The first description of thrombosis of the cerebral veins and sinuses is attributed to the French physician Ribes, who in 1825 observed thrombosis of the sagittal sinus and cerebral veins in a man who had suffered from seizures and delirium. Until the second half of the 20th century it remained a diagnosis generally made after death. In the 1940s, reports by Dr Charles Symonds and others allowed for the clinical diagnosis of cerebral venous thrombosis, using characteristic signs and symptoms and results of lumbar puncture.

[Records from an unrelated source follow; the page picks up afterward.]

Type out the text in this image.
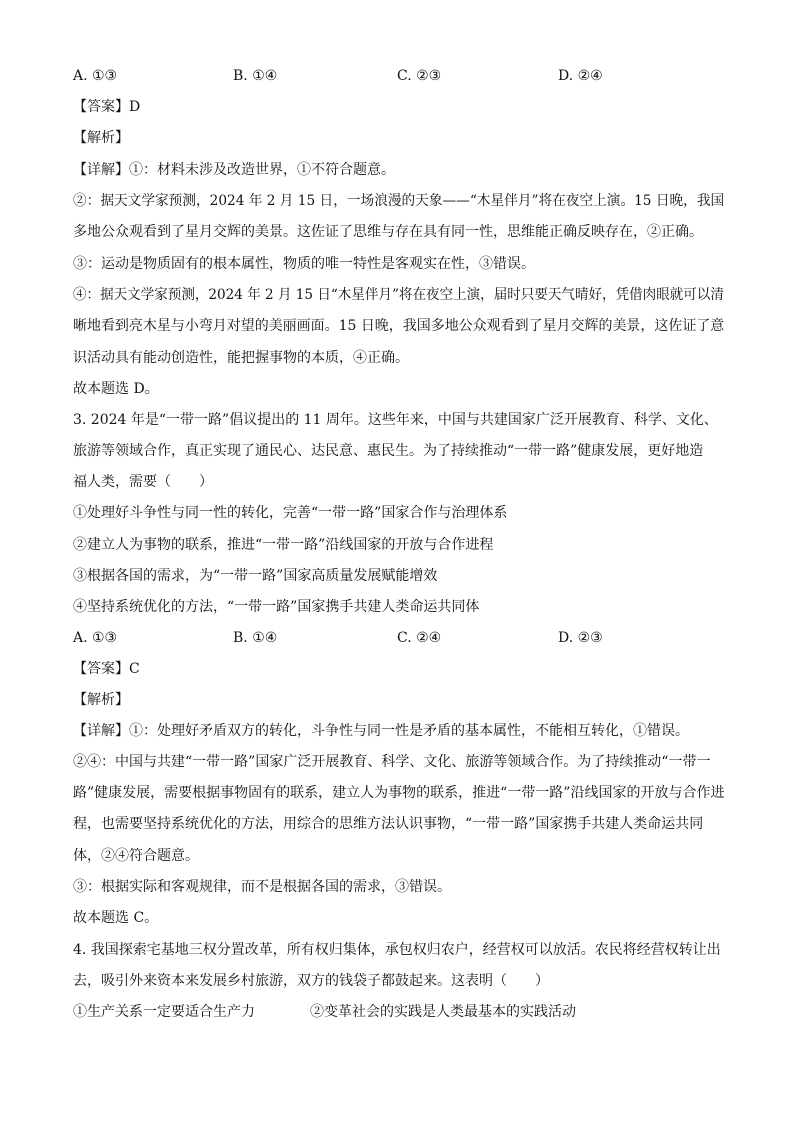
A. ①③	B. ①④	C. ②③	D. ②④
【答案】D
【解析】
【详解】①：材料未涉及改造世界，①不符合题意。
②：据天文学家预测，2024 年 2 月 15 日，一场浪漫的天象——“木星伴月”将在夜空上演。15 日晚，我国
多地公众观看到了星月交辉的美景。这佐证了思维与存在具有同一性，思维能正确反映存在，②正确。
③：运动是物质固有的根本属性，物质的唯一特性是客观实在性，③错误。
④：据天文学家预测，2024 年 2 月 15 日“木星伴月”将在夜空上演，届时只要天气晴好，凭借肉眼就可以清
晰地看到亮木星与小弯月对望的美丽画面。15 日晚，我国多地公众观看到了星月交辉的美景，这佐证了意
识活动具有能动创造性，能把握事物的本质，④正确。
故本题选 D。
3. 2024 年是“一带一路”倡议提出的 11 周年。这些年来，中国与共建国家广泛开展教育、科学、文化、
旅游等领域合作，真正实现了通民心、达民意、惠民生。为了持续推动“一带一路”健康发展，更好地造
福人类，需要（　　）
①处理好斗争性与同一性的转化，完善“一带一路”国家合作与治理体系
②建立人为事物的联系，推进“一带一路”沿线国家的开放与合作进程
③根据各国的需求，为“一带一路”国家高质量发展赋能增效
④坚持系统优化的方法，“一带一路”国家携手共建人类命运共同体
A. ①③	B. ①④	C. ②④	D. ②③
【答案】C
【解析】
【详解】①：处理好矛盾双方的转化，斗争性与同一性是矛盾的基本属性，不能相互转化，①错误。
②④：中国与共建“一带一路”国家广泛开展教育、科学、文化、旅游等领域合作。为了持续推动“一带一
路”健康发展，需要根据事物固有的联系，建立人为事物的联系，推进“一带一路”沿线国家的开放与合作进
程，也需要坚持系统优化的方法，用综合的思维方法认识事物，“一带一路”国家携手共建人类命运共同
体，②④符合题意。
③：根据实际和客观规律，而不是根据各国的需求，③错误。
故本题选 C。
4. 我国探索宅基地三权分置改革，所有权归集体，承包权归农户，经营权可以放活。农民将经营权转让出
去，吸引外来资本来发展乡村旅游，双方的钱袋子都鼓起来。这表明（　　）
①生产关系一定要适合生产力	②变革社会的实践是人类最基本的实践活动
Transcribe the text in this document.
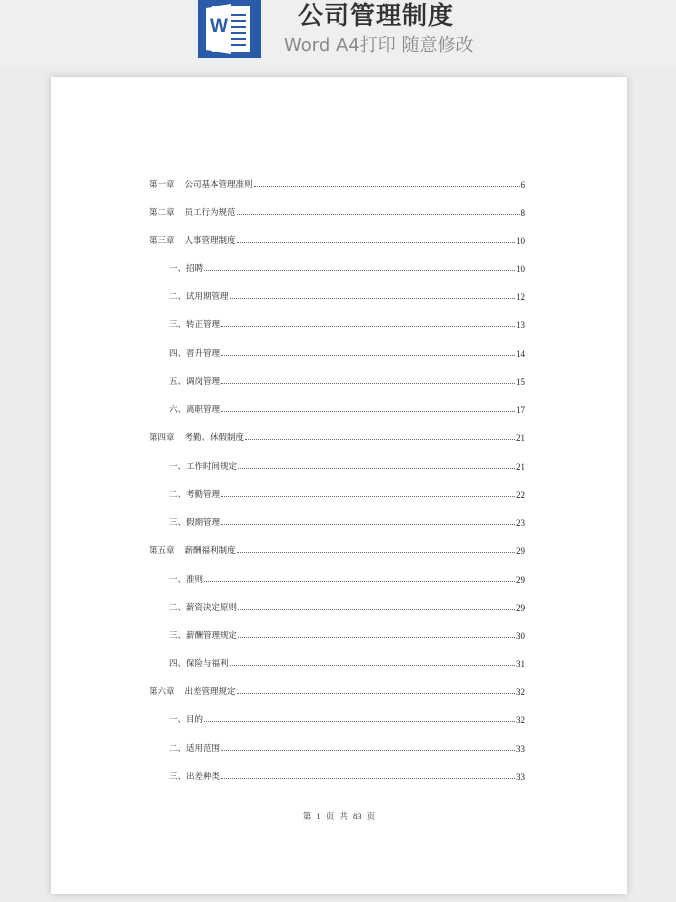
W	公司管理制度
Word A4打印 随意修改
第一章 公司基本管理准则	6
第二章 员工行为规范	8
第三章 人事管理制度	10
一、 招聘	10
二、 试用期管理	12
三、 转正管理	13
四、 晋升管理	14
五、 调岗管理	15
六、 离职管理	17
第四章 考勤、休假制度	21
一、 工作时间规定	21
二、 考勤管理	22
三、 假期管理	23
第五章 薪酬福利制度	29
一、 准则	29
二、 薪资决定原则	29
三、 薪酬管理规定	30
四、 保险与福利	31
第六章 出差管理规定	32
一、 目的	32
二、 适用范围	33
三、 出差种类	33
第 1 页 共 83 页
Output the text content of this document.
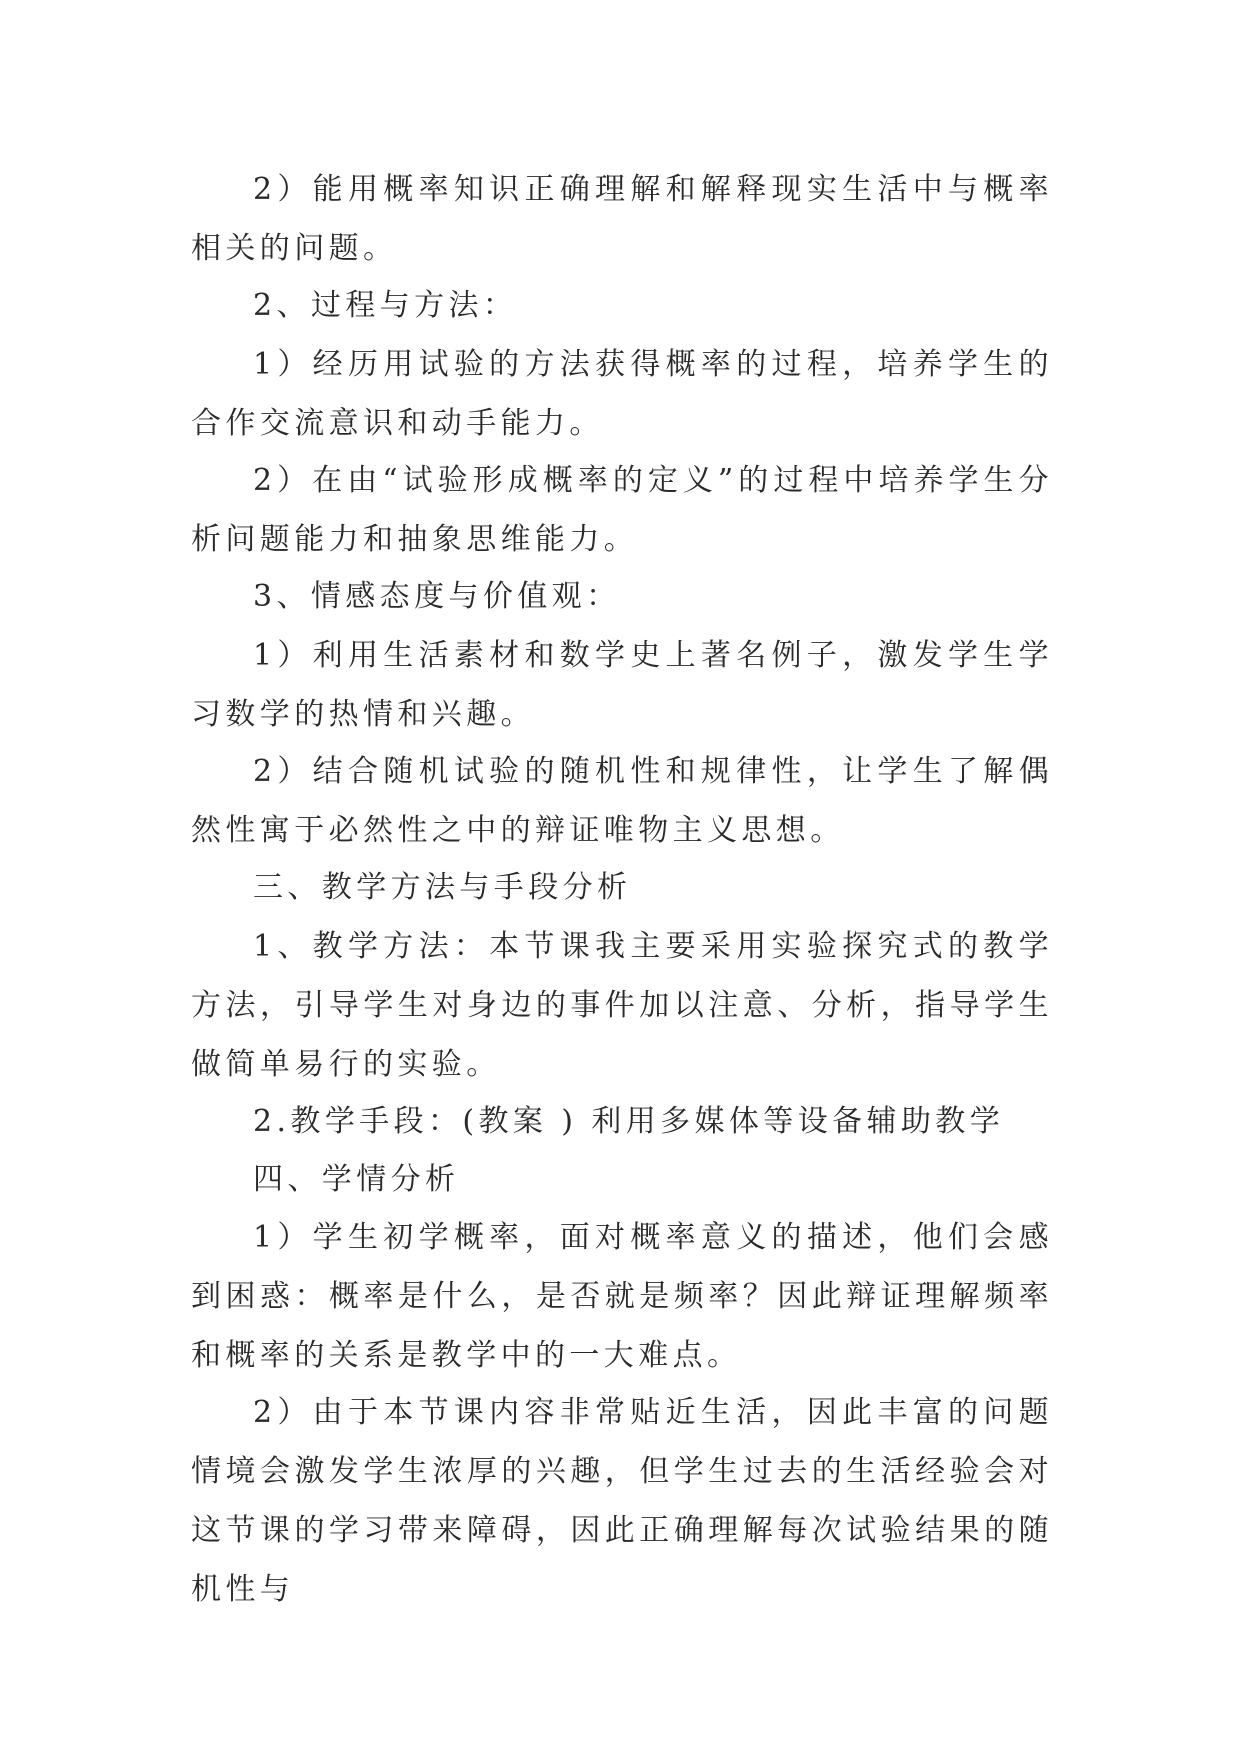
2）能用概率知识正确理解和解释现实生活中与概率相关的问题。

2、过程与方法：

1）经历用试验的方法获得概率的过程，培养学生的合作交流意识和动手能力。

2）在由“试验形成概率的定义”的过程中培养学生分析问题能力和抽象思维能力。

3、情感态度与价值观：

1）利用生活素材和数学史上著名例子，激发学生学习数学的热情和兴趣。

2）结合随机试验的随机性和规律性，让学生了解偶然性寓于必然性之中的辩证唯物主义思想。

三、教学方法与手段分析

1、教学方法：本节课我主要采用实验探究式的教学方法，引导学生对身边的事件加以注意、分析，指导学生做简单易行的实验。

2.教学手段：(教案 ) 利用多媒体等设备辅助教学

四、学情分析

1）学生初学概率，面对概率意义的描述，他们会感到困惑：概率是什么，是否就是频率？因此辩证理解频率和概率的关系是教学中的一大难点。

2）由于本节课内容非常贴近生活，因此丰富的问题情境会激发学生浓厚的兴趣，但学生过去的生活经验会对这节课的学习带来障碍，因此正确理解每次试验结果的随机性与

Improvements on the diagnosis of cerebral venous sinus thrombosis in life were made with the introduction of venography in 1951, which also aided in the distinction from idiopathic intracranial hypertension, which has similar presenting signs and symptoms in many cases.
The British gynecologist Stansfield is credited with the introduction, in 1942, of the just recently introduced anticoagulant heparin in the treatment of CVST in 1942. Clinical trials in the 1990s finally resolved the concern about using anticoagulants in most cases of CVST.

Notable cases

U.S. Secretary of State Hillary Clinton was hospitalized on December 30, 2012, for anticoagulation treatment of venous thrombosis of the right transverse sinus, which is located at the base of the brain. Clinton's thrombotic episode was discovered on an MRI scan done for follow-up of a cerebral concussion she had suffered 2.5 weeks before after she fell while suffering from gastroenteritis.